The president instructed Miller to recover $1.1 billion in estimated losses from Ukraine, caused by the gas dispute with Kiev.
"Since January 1, Gazprom has incurred losses of $1.1 billion under export contracts on gas supplies to Europe," Medvedev said.
But a Russian deputy prime minister said later Gazprom's losses sustained over Ukraine's refusal to transit Russian gas to Europe have reached $1.2 billion.
"As of today, the losses have reached $1.2 billion," said Igor Sechin, who supervises Russia's fuel and energy sector in the cabinet.
Ukraine's national energy company Naftogaz has asked Gazprom to provide 1.5 billion cubic meters of gas to ensure that gas is transited to the EU, Miller said.
"In other words, they proposed we give $700 million just to resume supplies," he said.

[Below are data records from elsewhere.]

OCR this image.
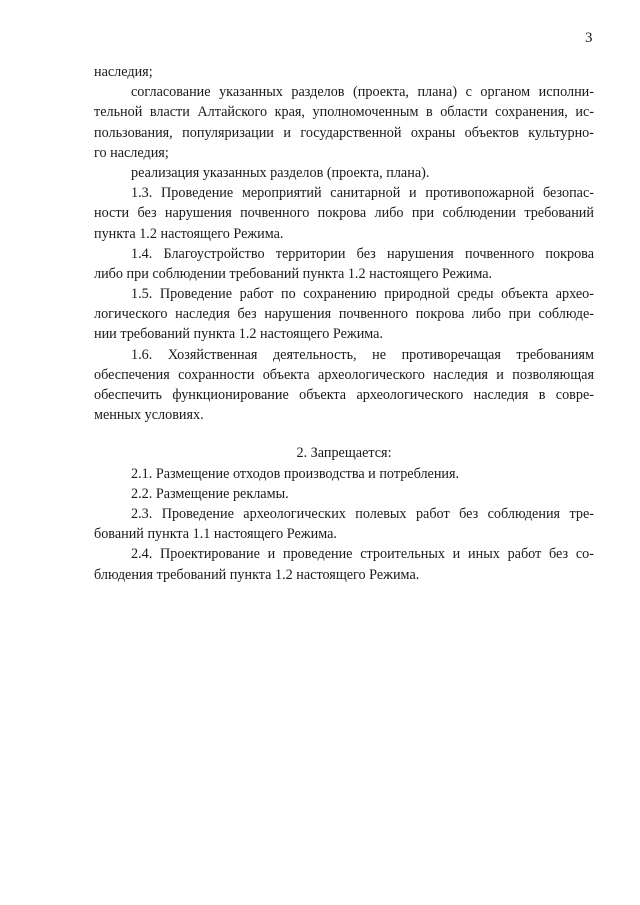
3
наследия;
согласование указанных разделов (проекта, плана) с органом исполни-
тельной власти Алтайского края, уполномоченным в области сохранения, ис-
пользования, популяризации и государственной охраны объектов культурно-
го наследия;
реализация указанных разделов (проекта, плана).
1.3. Проведение мероприятий санитарной и противопожарной безопас-
ности без нарушения почвенного покрова либо при соблюдении требований
пункта 1.2 настоящего Режима.
1.4. Благоустройство территории без нарушения почвенного покрова
либо при соблюдении требований пункта 1.2 настоящего Режима.
1.5. Проведение работ по сохранению природной среды объекта архео-
логического наследия без нарушения почвенного покрова либо при соблюде-
нии требований пункта 1.2 настоящего Режима.
1.6. Хозяйственная деятельность, не противоречащая требованиям
обеспечения сохранности объекта археологического наследия и позволяющая
обеспечить функционирование объекта археологического наследия в совре-
менных условиях.
2. Запрещается:
2.1. Размещение отходов производства и потребления.
2.2. Размещение рекламы.
2.3. Проведение археологических полевых работ без соблюдения тре-
бований пункта 1.1 настоящего Режима.
2.4. Проектирование и проведение строительных и иных работ без со-
блюдения требований пункта 1.2 настоящего Режима.
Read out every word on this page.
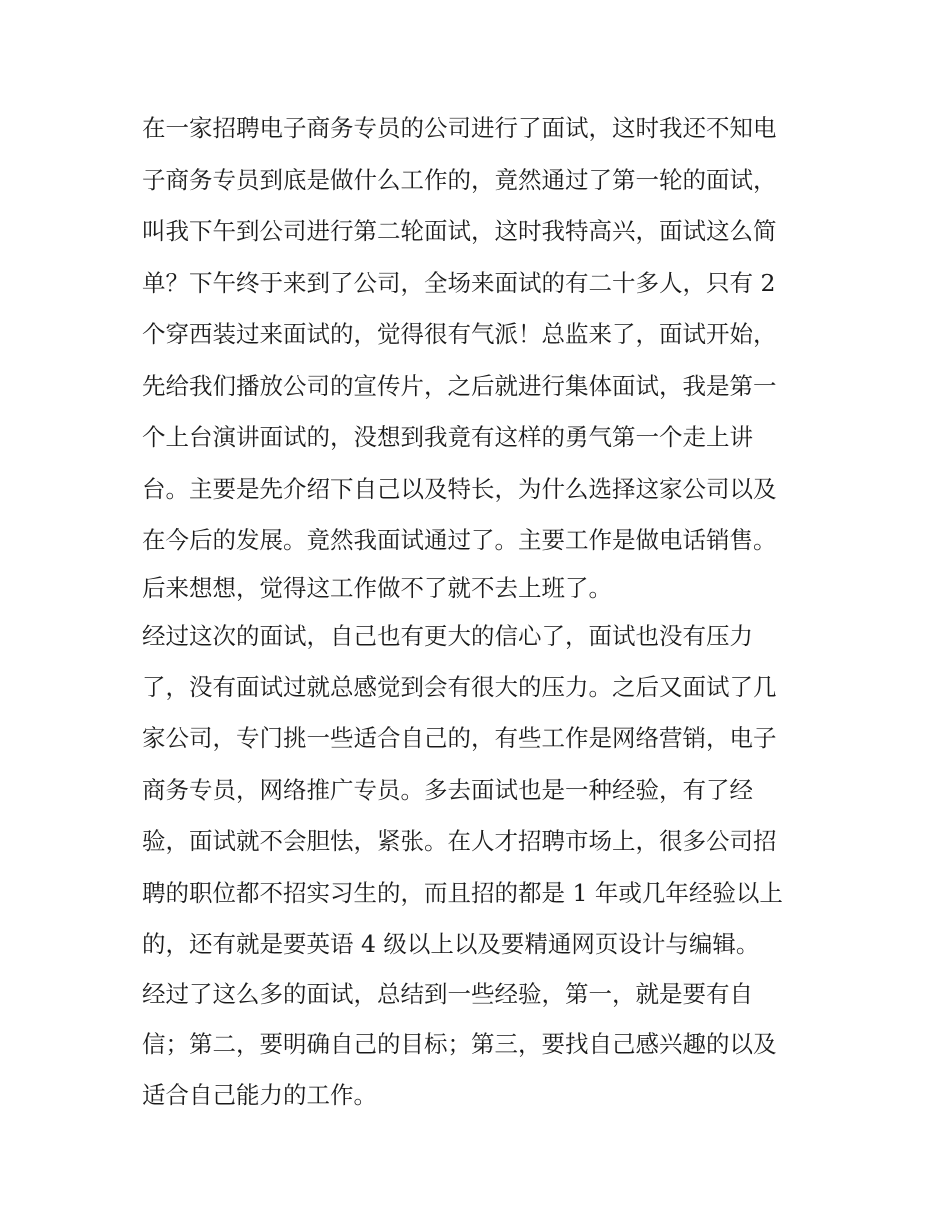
在一家招聘电子商务专员的公司进行了面试，这时我还不知电
子商务专员到底是做什么工作的，竟然通过了第一轮的面试，
叫我下午到公司进行第二轮面试，这时我特高兴，面试这么简
单？下午终于来到了公司，全场来面试的有二十多人，只有 2
个穿西装过来面试的，觉得很有气派！总监来了，面试开始，
先给我们播放公司的宣传片，之后就进行集体面试，我是第一
个上台演讲面试的，没想到我竟有这样的勇气第一个走上讲
台。主要是先介绍下自己以及特长，为什么选择这家公司以及
在今后的发展。竟然我面试通过了。主要工作是做电话销售。
后来想想，觉得这工作做不了就不去上班了。
经过这次的面试，自己也有更大的信心了，面试也没有压力
了，没有面试过就总感觉到会有很大的压力。之后又面试了几
家公司，专门挑一些适合自己的，有些工作是网络营销，电子
商务专员，网络推广专员。多去面试也是一种经验，有了经
验，面试就不会胆怯，紧张。在人才招聘市场上，很多公司招
聘的职位都不招实习生的，而且招的都是 1 年或几年经验以上
的，还有就是要英语 4 级以上以及要精通网页设计与编辑。
经过了这么多的面试，总结到一些经验，第一，就是要有自
信；第二，要明确自己的目标；第三，要找自己感兴趣的以及
适合自己能力的工作。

Gazprom gave the go-ahead on Tuesday morning to resume pumping gas via Ukraine but no gas got through to Europe, causing Moscow to accuse Kiev of blocking the gas transits.
Moscow has said Ukraine's Naftogaz energy company has no reason to refuse to transit Russian gas to Europe.
Naftogaz head Oleh Dubyna said his company was unable to meet Gazprom's proposal to transit 76 million cubic meters to Europe since the route selected by the Russian energy giant would disrupt gas supplies to Ukrainian consumers, specifically in the Odessa, Luhansk, Donetsk and Dnipropetrovsk regions.
Ukrainian President Viktor Yushchenko denied on Tuesday that Kiev was blocking Russian gas transits to Europe or stealing gas, following a failure by Russia to make a test delivery through Ukraine.
He said Ukraine remained open for talks on gas supplies from Russia and had no outstanding debts to any Russian company, saying the final payment for 2008 had been made in late December with an advance payment for January supplies.
According to Gazprom, however, Ukraine still owes $614 million after paying off $1.5 billion.
President Dmitry Medvedev told Yushchenko on Monday that Russia was ready to resume talks immediately with Naftogaz on a 2009 gas contract, adding that the gas price would be set at market prices.
Gazprom earlier said that since Ukraine had refused an earlier preferential price of $250 per 1,000 cubic meters and would now have to pay "the average European market price of $450-470."
However, Yushchenko's energy security envoy Bohdan Sokolovsky said on Monday that if that was the case Ukraine would have to raise significantly its gas transit fees - from the current $1.7 per 100 kilometers to "the average European rate" of $4.7.
Yushchenko said on Tuesday that "in theory" the transit fee could be as high as $10.
He added that Russia had launched a targeted campaign against Ukraine in a bid to seize control of its gas transit network.